Elle s'apprêta à refermer quand il bloqua la porte d'une main.

— Pars, ordonna-t-elle d'une voix haineuse.

— Pas cette fois, non.

Il s'introduisit à l'intérieur en ignorant sa demande. Son regard balaya rapidement les lieux, s'attardant sur la bouteille de Vodka.

— C'était qui ? questionna-t-il en se recentrant sur elle.

— De qui tu parles ?

— Le mec que t'as baisé il y a quelques jours. C'était qui ?

— Et les filles avec lesquelles tu as passé la soirée, je peux savoir qui elles sont moi aussi ?

— Je te l'aurais dit si tu n'avais pas commencé à m'insulter sur les pistes comme demeurée.

— Non mais laisse tomber en fait, je m'en fous.

Puis tout se passa très vite. Elle sentit en premier les doigts s'enrouler autour de son cou, puis le choc du mur contre son dos. Les vibrations s'étendirent jusque dans ses pieds. Simon avait son visage si près d'elle qu'elle put contempler la moindre nuance de couleur dans ses iris. Son cœur frappait violemment sa poitrine.

— J'ai perdu ma place dans la compétition de Décembre par ta faute.

— Et qu'est-ce que ça peut me faire ? cracha-t-elle.

Ses doigts s'incrustaient peu à peu dans son cou, coupant sa respiration.

— Tu ne vas pas m'échapper, Emma. J'ai fait trop d'efforts pour t'avoir, je ne vais pas te laisser partir si facilement.

— Je ne suis pas ta chose espèce d'idiot, réussit-elle à articuler malgré la prise sur sa gorge.

— Non, mais crois-moi, je sais comment te ramener auprès de moi.
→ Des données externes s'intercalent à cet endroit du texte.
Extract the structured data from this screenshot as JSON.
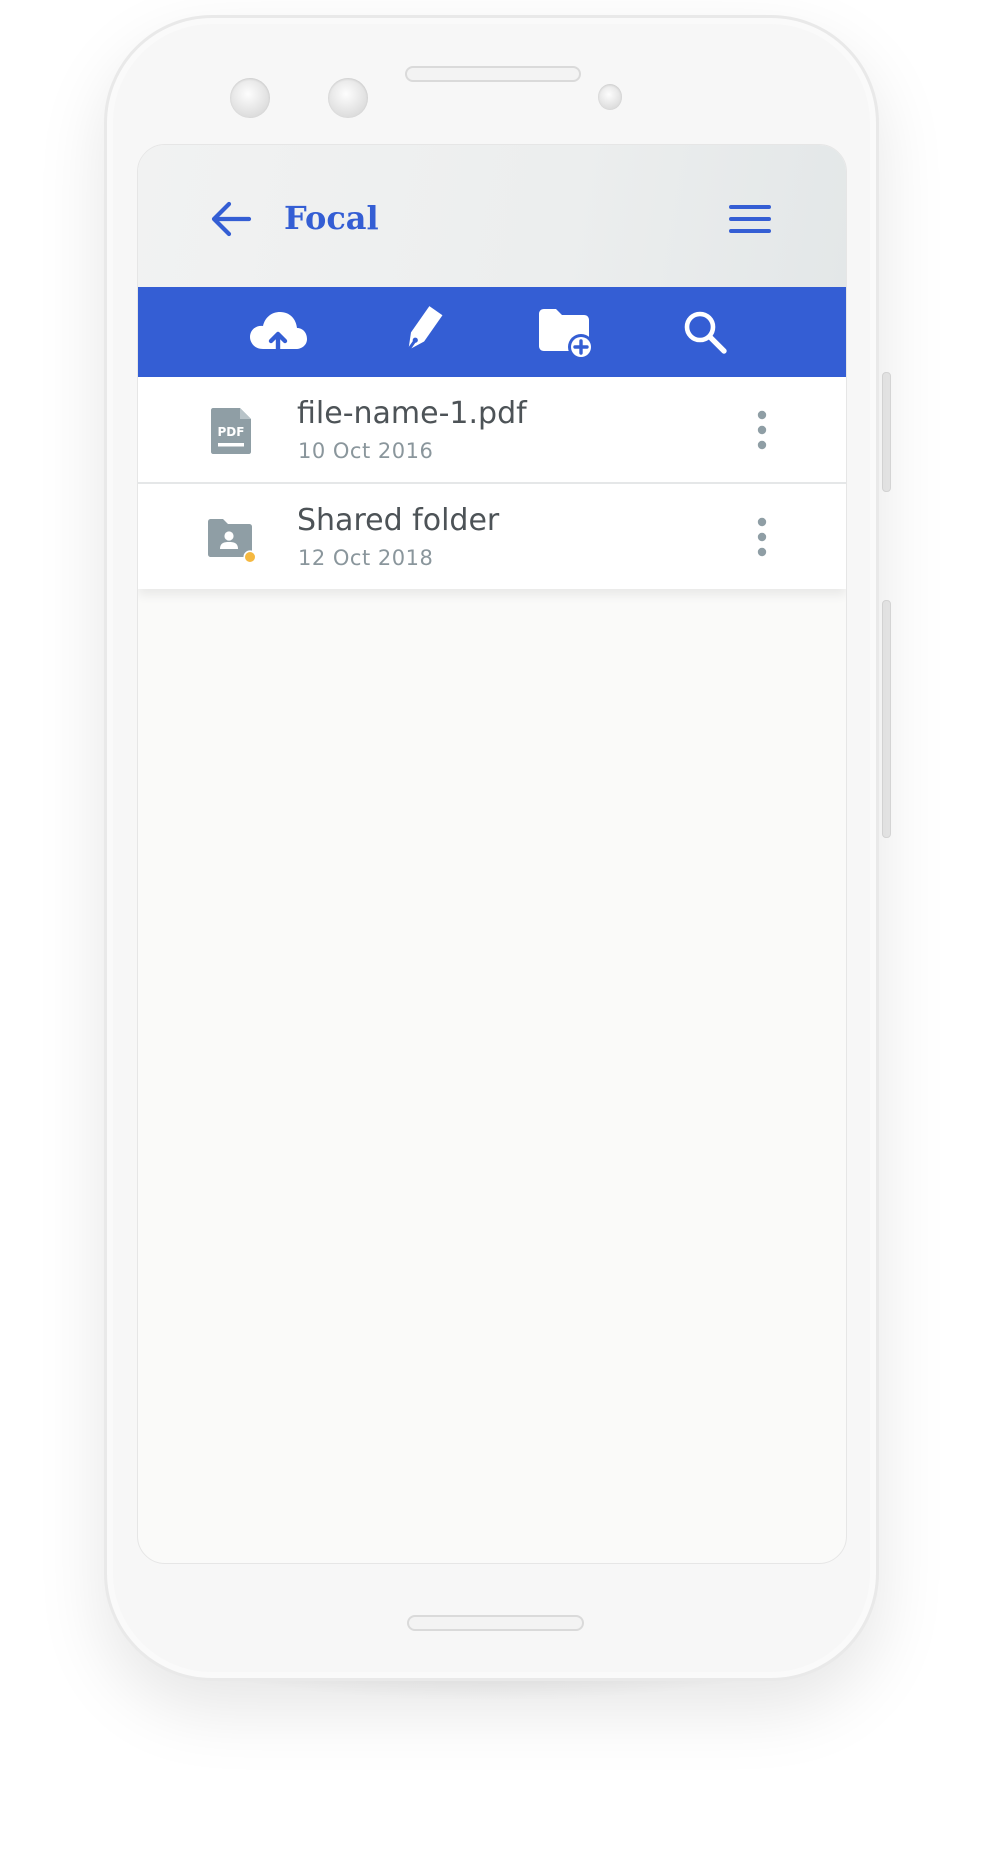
{
  "app": {
    "title": "Focal"
  },
  "header": {
    "back_icon": "arrow-left-icon",
    "menu_icon": "hamburger-menu-icon"
  },
  "toolbar": {
    "actions": [
      {
        "icon": "cloud-upload-icon"
      },
      {
        "icon": "pen-edit-icon"
      },
      {
        "icon": "folder-add-icon"
      },
      {
        "icon": "search-icon"
      }
    ]
  },
  "files": [
    {
      "name": "file-name-1.pdf",
      "date": "10 Oct 2016",
      "icon": "pdf-file-icon",
      "icon_text": "PDF"
    },
    {
      "name": "Shared folder",
      "date": "12 Oct 2018",
      "icon": "shared-folder-icon"
    }
  ],
  "colors": {
    "accent": "#345ed4",
    "icon_gray": "#8f9ea5",
    "shared_badge": "#f5b840",
    "text_primary": "#4d5357",
    "text_secondary": "#8a969c"
  }
}
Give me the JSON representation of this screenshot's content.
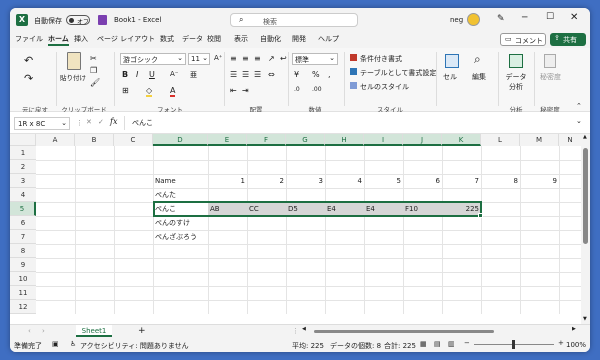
{
  "titlebar": {
    "autosave_label": "自動保存",
    "toggle_state": "オフ",
    "doc_title": "Book1 - Excel",
    "search_placeholder": "検索",
    "user": "neg"
  },
  "tabs": [
    "ファイル",
    "ホーム",
    "挿入",
    "ページ レイアウト",
    "数式",
    "データ",
    "校閲",
    "表示",
    "自動化",
    "開発",
    "ヘルプ"
  ],
  "active_tab": "ホーム",
  "actions": {
    "comment_label": "コメント",
    "share_label": "共有"
  },
  "ribbon": {
    "font_name": "游ゴシック",
    "font_size": "11",
    "number_format": "標準",
    "paste_label": "貼り付け",
    "cond_format_label": "条件付き書式",
    "table_format_label": "テーブルとして書式設定",
    "cell_style_label": "セルのスタイル",
    "cells_label": "セル",
    "edit_label": "編集",
    "analysis_label": "データ分析",
    "sensitivity_label": "秘密度",
    "groups": {
      "undo": "元に戻す",
      "clipboard": "クリップボード",
      "font": "フォント",
      "align": "配置",
      "number": "数値",
      "style": "スタイル",
      "analysis": "分析",
      "sensitivity": "秘密度"
    }
  },
  "formula": {
    "namebox": "1R x 8C",
    "fx": "fx",
    "content": "ぺんこ"
  },
  "grid": {
    "columns": [
      "A",
      "B",
      "C",
      "D",
      "E",
      "F",
      "G",
      "H",
      "I",
      "J",
      "K",
      "L",
      "M",
      "N"
    ],
    "rows": [
      "1",
      "2",
      "3",
      "4",
      "5",
      "6",
      "7",
      "8",
      "9",
      "10",
      "11",
      "12"
    ],
    "cells": {
      "D3": "Name",
      "E3": "1",
      "F3": "2",
      "G3": "3",
      "H3": "4",
      "I3": "5",
      "J3": "6",
      "K3": "7",
      "L3": "8",
      "M3": "9",
      "D4": "ぺんた",
      "D5": "ぺんこ",
      "E5": "AB",
      "F5": "CC",
      "G5": "D5",
      "H5": "E4",
      "I5": "E4",
      "J5": "F10",
      "K5": "225",
      "D6": "ぺんのすけ",
      "D7": "ぺんざぶろう"
    }
  },
  "sheets": [
    "Sheet1"
  ],
  "status": {
    "ready": "準備完了",
    "accessibility": "アクセシビリティ: 問題ありません",
    "average": "平均: 225",
    "count": "データの個数: 8",
    "sum": "合計: 225",
    "zoom": "100%"
  }
}
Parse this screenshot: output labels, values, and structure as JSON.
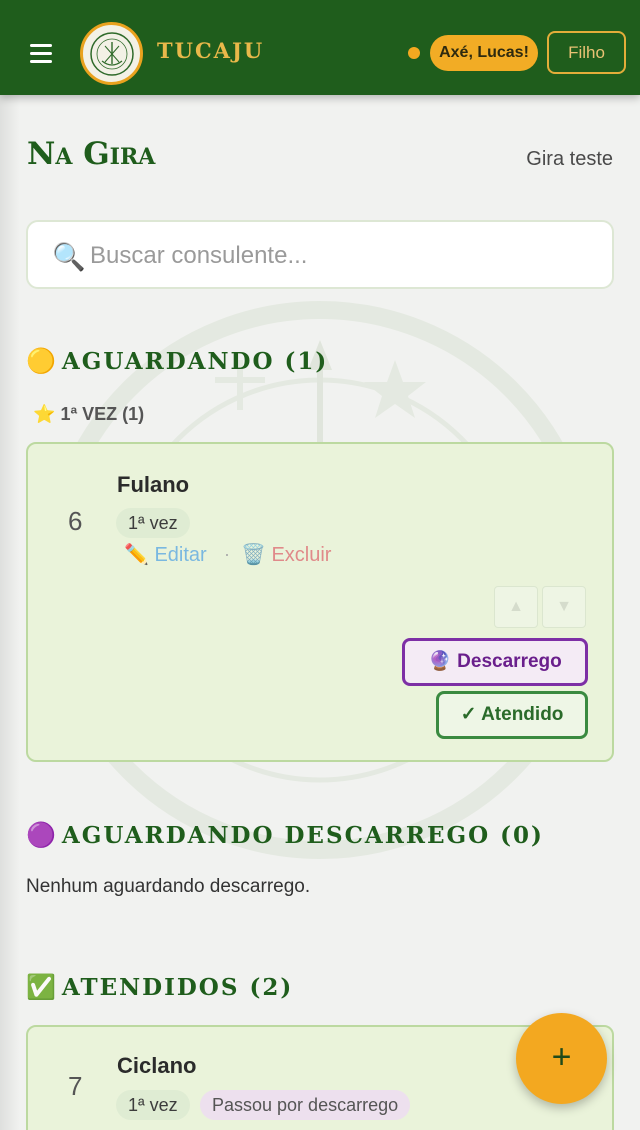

Soudain, il relâcha, et ce fut la moitié de l'oxygène du monde qui gonfla ses poumons. Avant d'avoir eu le temps de se remettre, il lui empoigna le bras et l'assit de force sur une chaise. La force employée fut telle que, dans l'élan, elle cogna sa hanche contre le recoin de la table. Une grimace de douleur traversa son visage.

— Écoute ça, fit-il en levant en l'air son téléphone.

Un léger grésillement indiqua le début d'un enregistrement. Il ne se déroula pas deux secondes avant que la voix de Liam ne s'élève des hauts parleurs.

— Emma, ma douce Emma. C'est intelligent de ta part d'avoir changé de numéro. Je n'arrive pas à te joindre et j'ai appris avec peine que ta chère amie s'était suicidée. J'espère que ce n'est pas à cause de moi, ça me causerait de la peine. Mais venons-en au fait. Je me trouve avec ton petit ami, ou ce que je crois être ton petit ami, que sais-je, parce que je sais qu'il te transmettra le message. La dette de Leila n'a pas été remboursée. Et comme elle est morte, elle ne le sera jamais. Je l'avais prévenue que plus elle attendait, et plus la somme s'élèverait. J'attends donc mes deux cent mille euros, et je les demande à toi puisque tu étais la seule à être là quand l'accord s'est fait. Je m'assurerai que tu paies, crois-moi, j'ai mes propres techniques de conviction. On ne rentre pas dans le jeu de la drogue quand on ne connaît pas les règles. Toi, très chère, tu vas les apprendre et rapidement. Je veux mes deux cent mille euros au plus tôt. La somme augmente de jour en jour, alors file demander à papa les petits billets tout neufs. Ne m'oublie pas !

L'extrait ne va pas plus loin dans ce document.